For the Cathedral Park dock’s grand opening on June 29, the Black Swimming Initiative will lead a basic-skills swim clinic 2–3:30pm, followed by a formal ribbon cutting and a general party with food and live music. Mosquito Fleet—a climate justice activist network that runs a kayak lending library out of the nearby Green Anchors creative space—will provide free kayak rentals at the event. Metro, the regional government, is giving away life jackets.

The new dock has a nonslip grating, dive platforms, and swim ladders.

The new dock, whose swim ladders were still being installed this week, replaces an old wooden floating dock popular for fishing and selfies, but not an easy design for getting in and out of the water. That usually happened from the riverbank, but a mess of concrete rubble and other debris made the beach at Cathedral Park a bit of an obstacle course.

The cleanup has been years in the making, Levenson says. Volunteers got rid of about 25 tons of strewn concrete in 2021. Another 150 volunteers and some heavy equipment moved out another 125 tons in 2023 as plans came together for the new dock, part of a partnership involving Portland Parks & Recreation and HAP’s $300,000 grant through the American Rescue Plan Act (ARPA).

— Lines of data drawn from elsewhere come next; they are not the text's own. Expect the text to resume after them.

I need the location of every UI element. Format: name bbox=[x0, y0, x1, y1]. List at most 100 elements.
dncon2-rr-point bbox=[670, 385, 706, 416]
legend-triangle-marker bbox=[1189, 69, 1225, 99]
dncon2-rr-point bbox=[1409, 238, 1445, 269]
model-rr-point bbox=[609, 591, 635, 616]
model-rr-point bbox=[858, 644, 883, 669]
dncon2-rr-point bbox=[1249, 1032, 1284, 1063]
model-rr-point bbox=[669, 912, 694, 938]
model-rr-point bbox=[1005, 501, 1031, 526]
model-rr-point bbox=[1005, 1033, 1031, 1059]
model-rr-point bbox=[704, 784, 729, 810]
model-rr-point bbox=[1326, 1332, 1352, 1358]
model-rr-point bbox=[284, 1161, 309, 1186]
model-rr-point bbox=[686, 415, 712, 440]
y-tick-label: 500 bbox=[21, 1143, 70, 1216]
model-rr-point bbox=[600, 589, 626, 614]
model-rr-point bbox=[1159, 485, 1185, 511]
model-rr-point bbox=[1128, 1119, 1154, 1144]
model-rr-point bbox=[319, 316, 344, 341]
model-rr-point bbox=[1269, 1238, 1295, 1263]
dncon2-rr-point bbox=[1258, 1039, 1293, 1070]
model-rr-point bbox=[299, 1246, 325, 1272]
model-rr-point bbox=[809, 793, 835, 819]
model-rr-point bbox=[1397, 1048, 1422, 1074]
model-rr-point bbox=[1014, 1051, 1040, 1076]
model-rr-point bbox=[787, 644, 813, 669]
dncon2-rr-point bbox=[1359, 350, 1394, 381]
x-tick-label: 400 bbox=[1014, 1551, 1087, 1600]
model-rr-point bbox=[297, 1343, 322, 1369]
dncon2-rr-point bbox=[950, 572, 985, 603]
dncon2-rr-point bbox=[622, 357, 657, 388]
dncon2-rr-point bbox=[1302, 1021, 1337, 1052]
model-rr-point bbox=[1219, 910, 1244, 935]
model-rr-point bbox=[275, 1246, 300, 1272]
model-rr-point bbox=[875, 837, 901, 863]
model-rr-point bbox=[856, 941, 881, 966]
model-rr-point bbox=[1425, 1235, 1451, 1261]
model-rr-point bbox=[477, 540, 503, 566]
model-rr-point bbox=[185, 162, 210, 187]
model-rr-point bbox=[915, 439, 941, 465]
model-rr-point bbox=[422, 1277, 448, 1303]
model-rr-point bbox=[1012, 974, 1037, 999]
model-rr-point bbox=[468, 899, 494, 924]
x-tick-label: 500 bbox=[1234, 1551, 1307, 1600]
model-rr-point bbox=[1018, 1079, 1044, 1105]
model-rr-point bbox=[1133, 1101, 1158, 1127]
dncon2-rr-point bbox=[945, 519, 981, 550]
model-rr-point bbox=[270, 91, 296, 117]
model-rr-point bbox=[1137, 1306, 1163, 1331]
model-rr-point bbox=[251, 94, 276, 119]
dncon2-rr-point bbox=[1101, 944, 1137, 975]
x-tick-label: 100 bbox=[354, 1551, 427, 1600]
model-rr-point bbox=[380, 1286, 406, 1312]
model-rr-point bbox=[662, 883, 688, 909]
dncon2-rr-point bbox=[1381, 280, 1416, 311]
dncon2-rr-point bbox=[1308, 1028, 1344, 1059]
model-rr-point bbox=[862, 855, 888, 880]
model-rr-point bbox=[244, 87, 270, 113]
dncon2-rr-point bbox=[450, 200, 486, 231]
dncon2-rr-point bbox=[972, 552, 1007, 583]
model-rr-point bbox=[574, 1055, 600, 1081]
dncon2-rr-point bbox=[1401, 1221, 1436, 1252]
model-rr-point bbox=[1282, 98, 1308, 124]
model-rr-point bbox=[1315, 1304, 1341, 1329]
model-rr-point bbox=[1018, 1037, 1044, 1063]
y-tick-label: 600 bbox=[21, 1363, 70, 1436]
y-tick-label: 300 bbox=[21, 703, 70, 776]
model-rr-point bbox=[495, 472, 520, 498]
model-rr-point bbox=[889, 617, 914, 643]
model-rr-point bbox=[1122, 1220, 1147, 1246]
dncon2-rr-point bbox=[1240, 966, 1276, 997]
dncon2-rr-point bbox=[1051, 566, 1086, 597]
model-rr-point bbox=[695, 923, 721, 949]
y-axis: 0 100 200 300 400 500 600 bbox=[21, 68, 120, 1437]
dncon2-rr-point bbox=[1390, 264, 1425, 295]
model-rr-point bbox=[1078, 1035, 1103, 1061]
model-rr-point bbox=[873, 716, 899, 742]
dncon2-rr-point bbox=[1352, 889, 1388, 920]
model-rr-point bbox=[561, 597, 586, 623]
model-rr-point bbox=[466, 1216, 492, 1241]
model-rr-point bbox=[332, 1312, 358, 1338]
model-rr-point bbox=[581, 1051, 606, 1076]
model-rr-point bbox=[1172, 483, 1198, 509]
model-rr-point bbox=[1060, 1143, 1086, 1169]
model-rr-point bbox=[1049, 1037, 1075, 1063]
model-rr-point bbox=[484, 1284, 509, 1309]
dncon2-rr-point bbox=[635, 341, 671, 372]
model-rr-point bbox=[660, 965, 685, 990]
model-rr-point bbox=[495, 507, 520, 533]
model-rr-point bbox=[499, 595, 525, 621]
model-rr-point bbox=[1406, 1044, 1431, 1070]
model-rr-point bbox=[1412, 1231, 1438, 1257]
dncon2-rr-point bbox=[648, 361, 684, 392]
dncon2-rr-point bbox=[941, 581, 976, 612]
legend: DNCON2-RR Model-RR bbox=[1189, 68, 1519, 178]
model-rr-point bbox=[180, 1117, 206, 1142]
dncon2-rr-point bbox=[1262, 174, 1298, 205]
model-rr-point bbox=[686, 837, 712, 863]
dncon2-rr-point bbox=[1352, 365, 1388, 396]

Before the cleanup, scattered concrete on the Cathedral Park beach made wading tricky.

Most of the new swim ladders face a protected cove formed by the dock and one of the St. Johns Bridge’s massive supports, with another ladder at the end of the dock and one accessible from the open-water side. The ladders and the tidied beach may be a small thing, but they dramatically add to the swim opportunities in North Portland, where the only indoor city pool, under a bubble in Columbia Park, shuttered in 2021. A replacement North Portland Aquatic Center is still in its planning stages, and neighborhood parents wonder if it might open before their kindergartners graduate from high school.

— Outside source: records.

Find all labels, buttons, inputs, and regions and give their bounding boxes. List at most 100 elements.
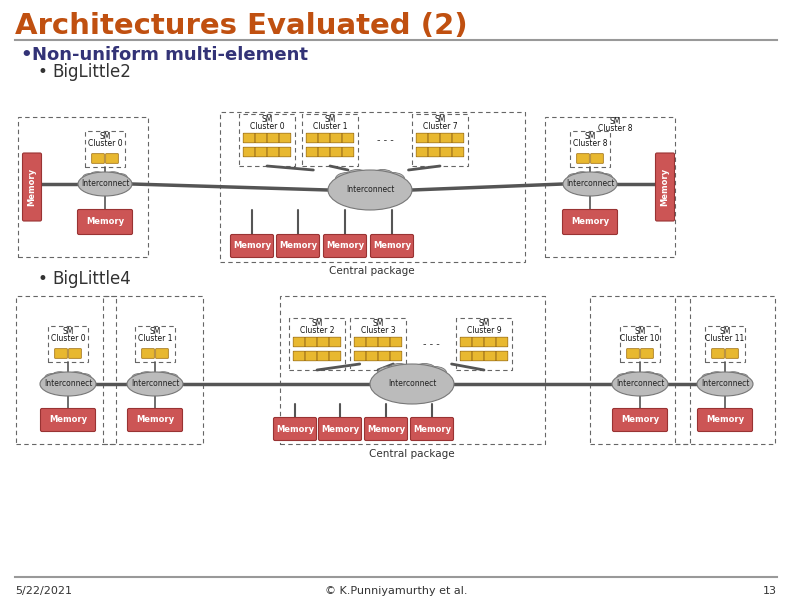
Text: SM: SM: [609, 117, 621, 126]
Text: Non-uniform multi-element: Non-uniform multi-element: [32, 46, 308, 64]
FancyBboxPatch shape: [330, 133, 342, 143]
Bar: [675, 296, 775, 444]
FancyBboxPatch shape: [280, 133, 291, 143]
FancyBboxPatch shape: [562, 209, 618, 234]
Text: Memory: Memory: [49, 416, 87, 425]
FancyBboxPatch shape: [725, 349, 738, 358]
Text: Memory: Memory: [373, 242, 411, 250]
Ellipse shape: [370, 364, 454, 404]
FancyBboxPatch shape: [273, 417, 317, 441]
FancyBboxPatch shape: [318, 147, 329, 157]
Text: Memory: Memory: [413, 425, 451, 433]
Text: Central package: Central package: [369, 449, 455, 459]
Ellipse shape: [69, 371, 84, 379]
Bar: [570, 131, 610, 167]
Text: Memory: Memory: [276, 425, 314, 433]
Text: SM: SM: [63, 327, 74, 336]
Ellipse shape: [388, 364, 411, 376]
Bar: [16, 296, 116, 444]
Bar: [103, 296, 203, 444]
Text: 13: 13: [763, 586, 777, 596]
Text: BigLittle2: BigLittle2: [52, 63, 131, 81]
FancyBboxPatch shape: [305, 337, 317, 347]
Ellipse shape: [568, 173, 583, 181]
Text: Interconnect: Interconnect: [701, 379, 749, 389]
Bar: [620, 326, 660, 362]
FancyBboxPatch shape: [230, 234, 273, 258]
FancyBboxPatch shape: [78, 209, 132, 234]
FancyBboxPatch shape: [329, 337, 341, 347]
Bar: [350, 318, 406, 370]
FancyBboxPatch shape: [379, 337, 390, 347]
FancyBboxPatch shape: [354, 351, 366, 361]
FancyBboxPatch shape: [366, 337, 378, 347]
Text: SM: SM: [99, 132, 111, 141]
FancyBboxPatch shape: [417, 147, 428, 157]
FancyBboxPatch shape: [318, 351, 329, 361]
FancyBboxPatch shape: [128, 408, 182, 431]
Ellipse shape: [329, 184, 352, 196]
Text: Interconnect: Interconnect: [616, 379, 664, 389]
FancyBboxPatch shape: [410, 417, 454, 441]
Text: Interconnect: Interconnect: [565, 179, 614, 188]
Ellipse shape: [346, 170, 369, 182]
Ellipse shape: [563, 172, 617, 196]
Ellipse shape: [591, 172, 606, 179]
Text: Cluster 11: Cluster 11: [706, 334, 744, 343]
FancyBboxPatch shape: [142, 349, 154, 358]
Bar: [456, 318, 512, 370]
FancyBboxPatch shape: [472, 337, 484, 347]
Bar: [135, 326, 175, 362]
FancyBboxPatch shape: [390, 351, 402, 361]
FancyBboxPatch shape: [267, 133, 279, 143]
Bar: [239, 114, 295, 166]
Ellipse shape: [116, 180, 131, 188]
FancyBboxPatch shape: [698, 408, 752, 431]
Text: - - -: - - -: [423, 339, 440, 349]
Bar: [220, 112, 525, 262]
Text: SM: SM: [372, 319, 383, 328]
Text: - - -: - - -: [377, 135, 394, 145]
FancyBboxPatch shape: [452, 147, 464, 157]
FancyBboxPatch shape: [472, 351, 484, 361]
Ellipse shape: [156, 371, 171, 379]
Text: Cluster 1: Cluster 1: [313, 122, 347, 131]
Text: Interconnect: Interconnect: [81, 179, 129, 188]
Ellipse shape: [112, 173, 128, 181]
FancyBboxPatch shape: [293, 337, 305, 347]
FancyBboxPatch shape: [22, 153, 41, 221]
Text: Cluster 0: Cluster 0: [249, 122, 284, 131]
FancyBboxPatch shape: [55, 349, 67, 358]
Bar: [590, 296, 690, 444]
Ellipse shape: [702, 373, 718, 381]
Text: SM: SM: [311, 319, 322, 328]
FancyBboxPatch shape: [452, 133, 464, 143]
Ellipse shape: [737, 380, 752, 388]
FancyBboxPatch shape: [364, 417, 408, 441]
FancyBboxPatch shape: [712, 349, 725, 358]
Text: SM: SM: [478, 319, 489, 328]
Ellipse shape: [574, 172, 589, 179]
Text: •: •: [20, 46, 32, 64]
Ellipse shape: [371, 170, 394, 182]
Text: Interconnect: Interconnect: [346, 185, 394, 195]
Ellipse shape: [335, 173, 359, 185]
Text: Memory: Memory: [279, 242, 317, 250]
Ellipse shape: [167, 380, 182, 388]
Text: •: •: [38, 63, 48, 81]
FancyBboxPatch shape: [69, 349, 82, 358]
Ellipse shape: [40, 380, 56, 388]
FancyBboxPatch shape: [105, 154, 118, 163]
Ellipse shape: [613, 380, 628, 388]
Ellipse shape: [80, 380, 95, 388]
Bar: [302, 114, 358, 166]
FancyBboxPatch shape: [329, 351, 341, 361]
Text: Memory: Memory: [571, 217, 609, 226]
Text: Memory: Memory: [326, 242, 364, 250]
Text: Central package: Central package: [329, 266, 415, 276]
Text: Memory: Memory: [621, 416, 659, 425]
Ellipse shape: [105, 172, 120, 179]
Ellipse shape: [328, 170, 412, 210]
Text: 5/22/2021: 5/22/2021: [15, 586, 72, 596]
FancyBboxPatch shape: [428, 133, 440, 143]
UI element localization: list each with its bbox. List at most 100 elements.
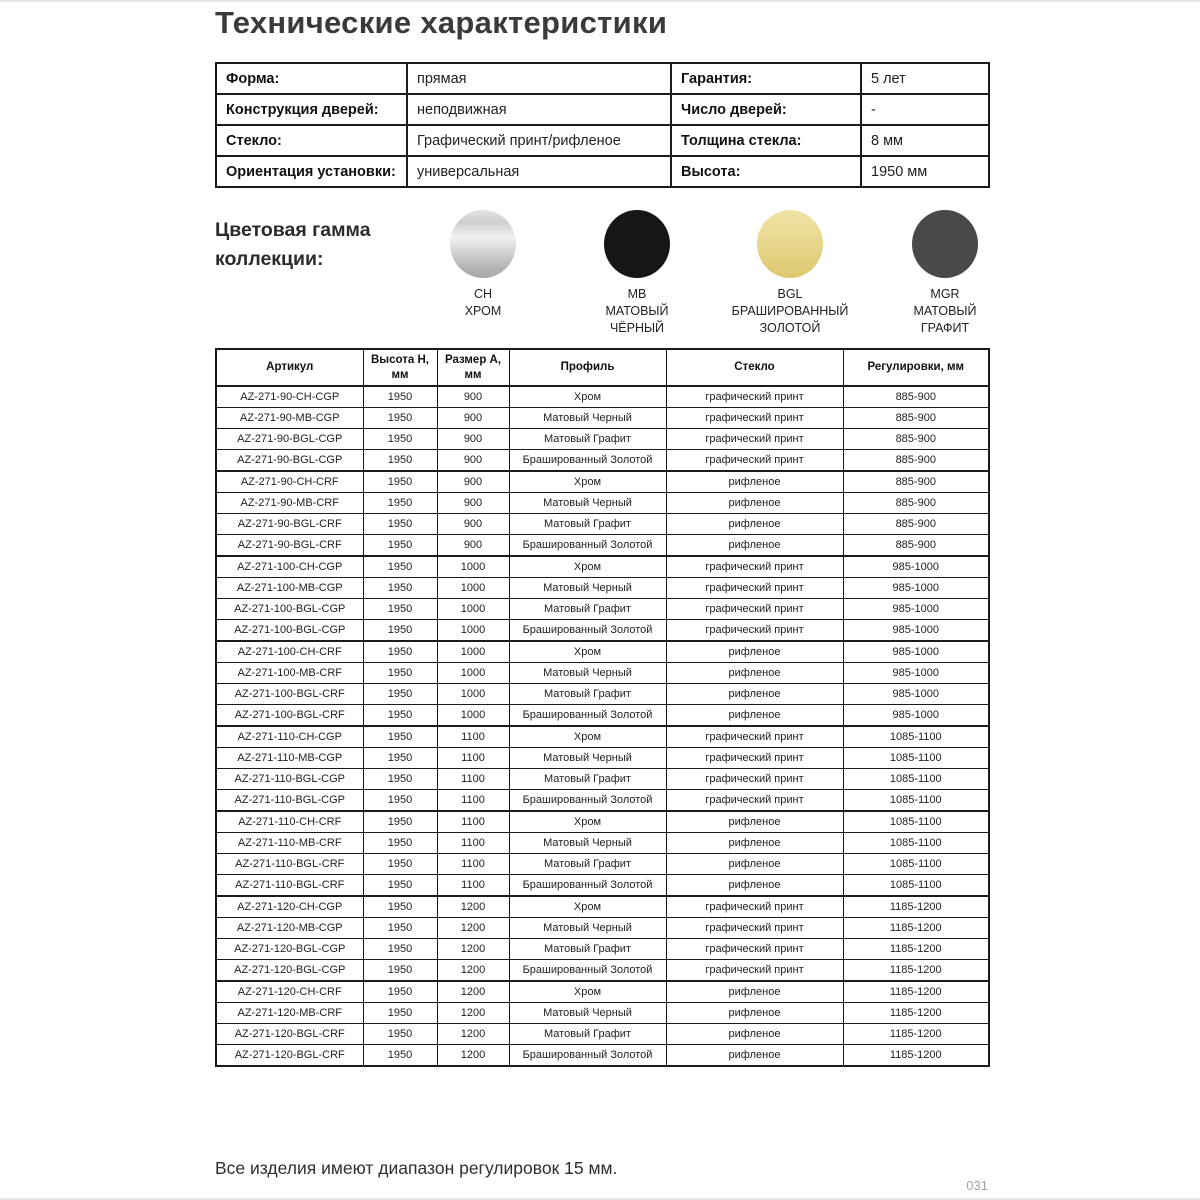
cell-article: AZ-271-90-BGL-CGP: [215, 449, 364, 472]
cell-adjustment-mm: 1185-1200: [842, 1044, 990, 1067]
table-row: AZ-271-120-MB-CRF 1950 1200 Матовый Черный р…: [215, 1002, 990, 1024]
cell-glass: графический принт: [665, 449, 844, 472]
cell-height-mm: 1950: [362, 428, 438, 450]
cell-article: AZ-271-120-BGL-CRF: [215, 1023, 364, 1045]
cell-profile: Брашированный Золотой: [508, 534, 667, 557]
table-row: AZ-271-120-MB-CGP 1950 1200 Матовый Черный г…: [215, 917, 990, 939]
cell-size-mm: 1100: [436, 810, 510, 833]
page-edge-top: [0, 0, 1200, 2]
cell-glass: рифленое: [665, 704, 844, 727]
table-row: AZ-271-120-BGL-CGP 1950 1200 Матовый Графит…: [215, 938, 990, 960]
swatch-name: МАТОВЫЙ ЧЁРНЫЙ: [605, 303, 669, 335]
matte-black-color-icon: [604, 210, 670, 278]
cell-profile: Брашированный Золотой: [508, 449, 667, 472]
cell-profile: Матовый Черный: [508, 1002, 667, 1024]
products-table: Артикул Высота H, мм Размер A, мм Профиль Ст…: [215, 348, 990, 1067]
table-row: AZ-271-100-MB-CRF 1950 1000 Матовый Черный р…: [215, 662, 990, 684]
cell-profile: Матовый Графит: [508, 683, 667, 705]
col-header-article: Артикул: [215, 348, 364, 387]
cell-glass: рифленое: [665, 810, 844, 833]
table-row: AZ-271-100-BGL-CGP 1950 1000 Брашированный …: [215, 619, 990, 642]
cell-height-mm: 1950: [362, 1044, 438, 1067]
table-row: AZ-271-100-CH-CGP 1950 1000 Хром графический…: [215, 555, 990, 578]
cell-profile: Брашированный Золотой: [508, 874, 667, 897]
table-row: AZ-271-90-MB-CRF 1950 900 Матовый Черный риф…: [215, 492, 990, 514]
cell-adjustment-mm: 885-900: [842, 385, 990, 408]
spec-label: Толщина стекла:: [670, 124, 862, 157]
cell-article: AZ-271-90-BGL-CGP: [215, 428, 364, 450]
cell-size-mm: 900: [436, 428, 510, 450]
cell-glass: рифленое: [665, 1044, 844, 1067]
cell-glass: рифленое: [665, 1002, 844, 1024]
cell-adjustment-mm: 885-900: [842, 513, 990, 535]
swatch-name: ХРОМ: [464, 303, 502, 318]
cell-size-mm: 1000: [436, 577, 510, 599]
cell-profile: Хром: [508, 895, 667, 918]
cell-adjustment-mm: 1085-1100: [842, 747, 990, 769]
cell-size-mm: 900: [436, 449, 510, 472]
table-row: AZ-271-120-BGL-CRF 1950 1200 Брашированный …: [215, 1044, 990, 1067]
table-row: AZ-271-90-BGL-CRF 1950 900 Брашированный Зо…: [215, 534, 990, 557]
cell-height-mm: 1950: [362, 577, 438, 599]
spec-value: неподвижная: [406, 93, 672, 126]
cell-article: AZ-271-100-BGL-CGP: [215, 598, 364, 620]
cell-article: AZ-271-100-MB-CGP: [215, 577, 364, 599]
cell-profile: Хром: [508, 725, 667, 748]
cell-article: AZ-271-110-BGL-CRF: [215, 874, 364, 897]
cell-glass: графический принт: [665, 598, 844, 620]
swatch-code: BGL: [777, 287, 803, 301]
cell-size-mm: 1000: [436, 704, 510, 727]
cell-article: AZ-271-100-BGL-CGP: [215, 619, 364, 642]
cell-size-mm: 1200: [436, 895, 510, 918]
color-palette-section: Цветовая гамма коллекции: CH ХРОМ MB МАТОВЫ…: [215, 204, 988, 339]
cell-article: AZ-271-100-CH-CRF: [215, 640, 364, 663]
cell-adjustment-mm: 885-900: [842, 407, 990, 429]
cell-profile: Брашированный Золотой: [508, 619, 667, 642]
swatch-bgl: BGL БРАШИРОВАННЫЙ ЗОЛОТОЙ: [710, 204, 870, 337]
col-header-glass: Стекло: [665, 348, 844, 387]
cell-article: AZ-271-90-CH-CRF: [215, 470, 364, 493]
table-row: AZ-271-110-BGL-CRF 1950 1100 Матовый Графит…: [215, 853, 990, 875]
cell-size-mm: 900: [436, 470, 510, 493]
cell-adjustment-mm: 1085-1100: [842, 789, 990, 812]
spec-row: Ориентация установки: универсальная Высота…: [215, 155, 990, 188]
table-row: AZ-271-100-MB-CGP 1950 1000 Матовый Черный г…: [215, 577, 990, 599]
table-row: AZ-271-120-CH-CRF 1950 1200 Хром рифленое 118…: [215, 980, 990, 1003]
cell-height-mm: 1950: [362, 492, 438, 514]
cell-adjustment-mm: 1085-1100: [842, 832, 990, 854]
page-title: Технические характеристики: [215, 5, 668, 40]
cell-article: AZ-271-110-MB-CGP: [215, 747, 364, 769]
cell-glass: графический принт: [665, 789, 844, 812]
swatch-name: МАТОВЫЙ ГРАФИТ: [913, 303, 977, 335]
cell-profile: Матовый Черный: [508, 747, 667, 769]
cell-height-mm: 1950: [362, 513, 438, 535]
cell-height-mm: 1950: [362, 980, 438, 1003]
cell-adjustment-mm: 1085-1100: [842, 725, 990, 748]
cell-profile: Матовый Черный: [508, 492, 667, 514]
cell-profile: Матовый Черный: [508, 917, 667, 939]
col-header-size-mm: Размер A, мм: [436, 348, 510, 387]
cell-height-mm: 1950: [362, 725, 438, 748]
cell-article: AZ-271-120-MB-CGP: [215, 917, 364, 939]
cell-profile: Брашированный Золотой: [508, 959, 667, 982]
cell-size-mm: 1100: [436, 832, 510, 854]
spec-value: Графический принт/рифленое: [406, 124, 672, 157]
col-header-height-mm: Высота H, мм: [362, 348, 438, 387]
col-header-adjustment-mm: Регулировки, мм: [842, 348, 990, 387]
cell-height-mm: 1950: [362, 470, 438, 493]
cell-article: AZ-271-110-BGL-CRF: [215, 853, 364, 875]
cell-adjustment-mm: 1085-1100: [842, 810, 990, 833]
cell-adjustment-mm: 985-1000: [842, 704, 990, 727]
cell-article: AZ-271-110-BGL-CGP: [215, 789, 364, 812]
cell-glass: графический принт: [665, 917, 844, 939]
cell-profile: Матовый Графит: [508, 513, 667, 535]
cell-size-mm: 1100: [436, 747, 510, 769]
cell-glass: рифленое: [665, 874, 844, 897]
table-row: AZ-271-100-BGL-CGP 1950 1000 Матовый Графит…: [215, 598, 990, 620]
swatch-code: CH: [473, 287, 493, 301]
cell-size-mm: 1100: [436, 874, 510, 897]
cell-adjustment-mm: 985-1000: [842, 577, 990, 599]
cell-height-mm: 1950: [362, 917, 438, 939]
table-row: AZ-271-90-BGL-CGP 1950 900 Матовый Графит гр…: [215, 428, 990, 450]
cell-adjustment-mm: 985-1000: [842, 619, 990, 642]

Even with the new access points and the success of the Big Pipe, convincing parents, or anyone, that the Willamette River is swimmable, especially in this part of North Portland, isn’t an easy task. Cathedral Park sits right next to the Portland Harbor Superfund site, and signs posted a stone’s throw from the new dock warn of contaminated sediment and resident fish that may be harmful to eat. The cleanup will be ongoing for generations.

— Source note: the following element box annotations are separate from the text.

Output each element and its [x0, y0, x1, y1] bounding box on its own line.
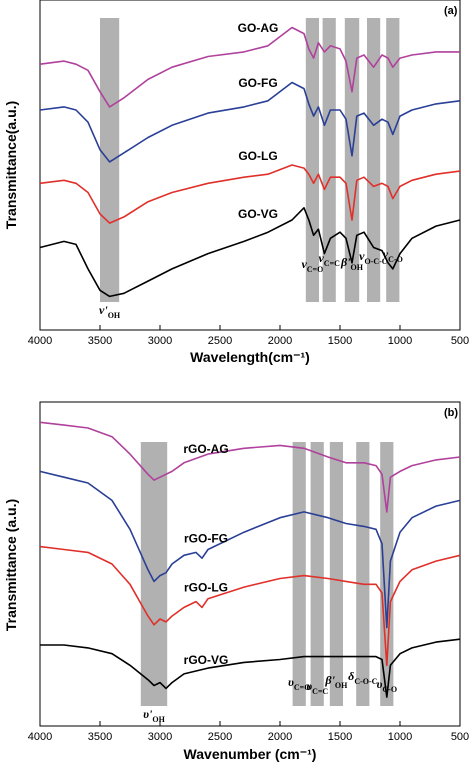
x-tick-label: 4000: [28, 335, 52, 347]
panel-label: (a): [444, 5, 458, 17]
x-tick-label: 2000: [268, 731, 292, 743]
band-label: β'OH: [324, 673, 348, 690]
band-label: ν'OH: [99, 303, 121, 320]
x-tick-label: 500: [451, 731, 469, 743]
x-tick-label: 2000: [268, 335, 292, 347]
absorption-band: [380, 442, 394, 706]
series-line: [39, 207, 461, 298]
x-tick-label: 3500: [88, 731, 112, 743]
band-label: νC=O: [301, 257, 323, 274]
series-line: [39, 26, 460, 108]
series-label: GO-LG: [238, 149, 277, 163]
absorption-band: [322, 18, 336, 302]
x-tick-label: 2500: [208, 335, 232, 347]
plot-frame: [39, 401, 461, 727]
band-label: υC-O: [377, 677, 398, 694]
series-line: [39, 470, 461, 629]
band-label: νC-O: [383, 247, 403, 264]
series-line: [40, 638, 461, 698]
x-tick-label: 1500: [328, 335, 352, 347]
absorption-band: [386, 18, 400, 302]
y-axis-title: Transmittance(a.u.): [3, 101, 19, 229]
x-tick-label: 3000: [148, 335, 172, 347]
plot-frame: [39, 0, 461, 331]
absorption-band: [100, 18, 120, 302]
series-line: [39, 164, 461, 224]
band-label: υ'OH: [143, 707, 165, 724]
series-line: [39, 545, 461, 667]
x-axis-title: Wavelength(cm⁻¹): [190, 349, 310, 365]
x-tick-label: 3000: [148, 731, 172, 743]
band-label: νC=C: [318, 251, 340, 268]
series-group: GO-AG GO-FG GO-LG GO-VG: [39, 21, 461, 298]
series-label: GO-VG: [238, 207, 278, 221]
x-tick-label: 4000: [28, 731, 52, 743]
band-label: νO-C-O: [359, 249, 388, 266]
y-axis-title: Transmittance (a.u.): [3, 499, 19, 631]
band-label: υC=O: [288, 675, 310, 692]
absorption-band: [310, 442, 324, 706]
series-label: rGO-AG: [183, 442, 228, 456]
x-tick-label: 3500: [88, 335, 112, 347]
series-group: rGO-AG rGO-FG rGO-LG rGO-VG: [39, 421, 461, 698]
x-tick-label: 2500: [208, 731, 232, 743]
series-label: rGO-FG: [184, 531, 228, 545]
series-label: GO-AG: [238, 21, 279, 35]
series-line: [39, 81, 461, 163]
band-label: β'OH: [340, 255, 364, 272]
tick-group: 4000 3500 3000 2500 2000 1500 1000 500: [28, 325, 469, 347]
absorption-band: [344, 18, 360, 302]
series-line: [39, 421, 461, 513]
tick-group: 4000 3500 3000 2500 2000 1500 1000 500: [28, 721, 469, 743]
absorption-band: [305, 18, 319, 302]
x-axis-title: Wavenumber (cm⁻¹): [184, 746, 317, 762]
absorption-band: [292, 442, 306, 706]
absorption-band: [329, 442, 343, 706]
band-label: υC=C: [306, 679, 328, 696]
x-tick-label: 1500: [328, 731, 352, 743]
absorption-band: [356, 442, 370, 706]
series-label: rGO-LG: [184, 581, 228, 595]
band-label: δC-O-C: [348, 669, 377, 686]
x-tick-label: 1000: [388, 731, 412, 743]
x-tick-label: 1000: [388, 335, 412, 347]
series-label: GO-FG: [238, 76, 277, 90]
x-tick-label: 500: [451, 335, 469, 347]
panel-label: (b): [444, 407, 458, 419]
series-label: rGO-VG: [184, 653, 229, 667]
absorption-band: [367, 18, 381, 302]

“There’s a lot of misunderstanding around the Superfund site in terms of what you can and can’t do,” Levenson says. Heavy metals, PCBs, and other dangerous contaminants are present in the sediment, but a person would generally need to eat bottom-feeder fish to be affected. Playing, wading, and swimming, as the signs by the beach note, are low risk.

The new dock was still awaiting its swim ladders a few days before the grand opening.

The Superfund site is a massive federal undertaking, but it’s not the only river cleanup project in the works in Portland. HAP has been fundraising for studies, lab testing, and engineering plans to address a harmful algae bloom at Ross Island, with federal earmark funds, commitments from the Oregon Department of Environmental Quality, and a grant from the Confederated Tribes of Grand Ronde. “I am committed to bringing the Big Float back once we solve the Ross Island lagoon harmful algae bloom,” Levenson says. “That’s kind of the carrot at the end of the rainbow once we get through all the work.”

HAP’s advocacy work strikes a balance of raising awareness of dangerous situations and helping people understand that in most places, at most times, it’s safe to swim in the Willamette. “It’s a nuanced communication,” says Levenson. “I definitely have two sides of my brain.” Levenson thinks HAP’s actions to make river swimming easier complements its campaigns to help solve issues like Ross Island. “Before people were swimming in the river, I think people were paying less attention to it.”

Portland might not be Boise in terms of celebrating the river that runs through it, but maybe today a new arrival won’t be as disappointed as Levenson was.